Ilustrasi Foto: Logo KPK/RMOL

Hukum

KPK Sambut Baik Komitmen Prabowo-Gibran Perangi Korupsi

MINGGU, 20 OKTOBER 2024 | 07:58 WIB | LAPORAN: JAMALUDIN AKMAL

Komitmen Prabowo Subianto-Gibran Rakabuming Raka dalam memperkuat upaya pemberantasan korupsi didukung penuh Komisi Pemberantasan Korupsi (KPK).

Hal itu disampaikan Ketua Sementara KPK, Nawawi Pomolango menjelang pelantikan Presiden dan Wakil Presiden periode 2024-2029 yang akan berlangsung hari ini, Minggu, 20 Oktober 2024.

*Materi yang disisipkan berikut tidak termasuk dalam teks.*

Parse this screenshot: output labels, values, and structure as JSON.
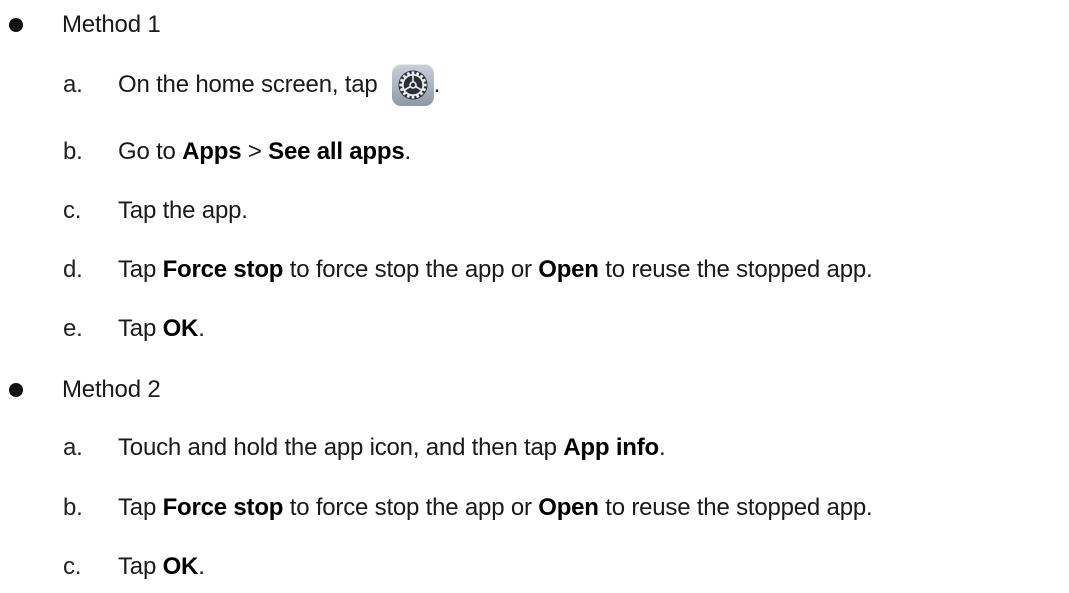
{
  "method1": {
    "label": "Method 1",
    "steps": [
      {
        "marker": "a.",
        "text": "On the home screen, tap",
        "after_icon": ".",
        "icon": "settings-icon"
      },
      {
        "marker": "b.",
        "parts": [
          "Go to ",
          "Apps",
          " > ",
          "See all apps",
          "."
        ]
      },
      {
        "marker": "c.",
        "text": "Tap the app."
      },
      {
        "marker": "d.",
        "parts": [
          "Tap ",
          "Force stop",
          " to force stop the app or ",
          "Open",
          " to reuse the stopped app."
        ]
      },
      {
        "marker": "e.",
        "parts": [
          "Tap ",
          "OK",
          "."
        ]
      }
    ]
  },
  "method2": {
    "label": "Method 2",
    "steps": [
      {
        "marker": "a.",
        "parts": [
          "Touch and hold the app icon, and then tap ",
          "App info",
          "."
        ]
      },
      {
        "marker": "b.",
        "parts": [
          "Tap ",
          "Force stop",
          " to force stop the app or ",
          "Open",
          " to reuse the stopped app."
        ]
      },
      {
        "marker": "c.",
        "parts": [
          "Tap ",
          "OK",
          "."
        ]
      }
    ]
  }
}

Nawawi mengatakan, dalam visi dan misi, Prabowo-Gibran menyatakan tekadnya untuk memperkuat reformasi politik, hukum, dan birokrasi, serta pemberantasan korupsi dan narkoba. Pencegahan dan pemberantasan korupsi juga menjadi salah satu dari 17 program prioritas Prabowo-Gibran.


"Sebagai bagian dari gerakan nasional melawan korupsi, KPK menyambut baik rencana penguatan sistem pendanaan dan pembiayaan politik yang lebih independen dan transparan, serta upaya mencegah korupsi dalam menjaga keberlangsungan demokrasi," kata Nawawi kepada wartawan, Minggu, 20 Oktober 2024.

Langkah tersebut, sejalan dengan reformasi politik yang diusung Prabowo-Gibran yang akan membantu menciptakan iklim politik yang lebih bersih dan bebas dari praktik koruptif.

Selain itu, Nawawi juga berharap agar reformasi hukum yang dijanjikan dapat diwujudkan secara nyata, terutama dalam memperkuat institusi penegak hukum seperti KPK, Kepolisian, Kejaksaan, dan Kehakiman.

Di saat yang sama, KPK juga akan melanjutkan tugas dan fungsinya yang tak semata mengedepankan penindakan, namun juga pencegahan dan pendidikan antikorupsi.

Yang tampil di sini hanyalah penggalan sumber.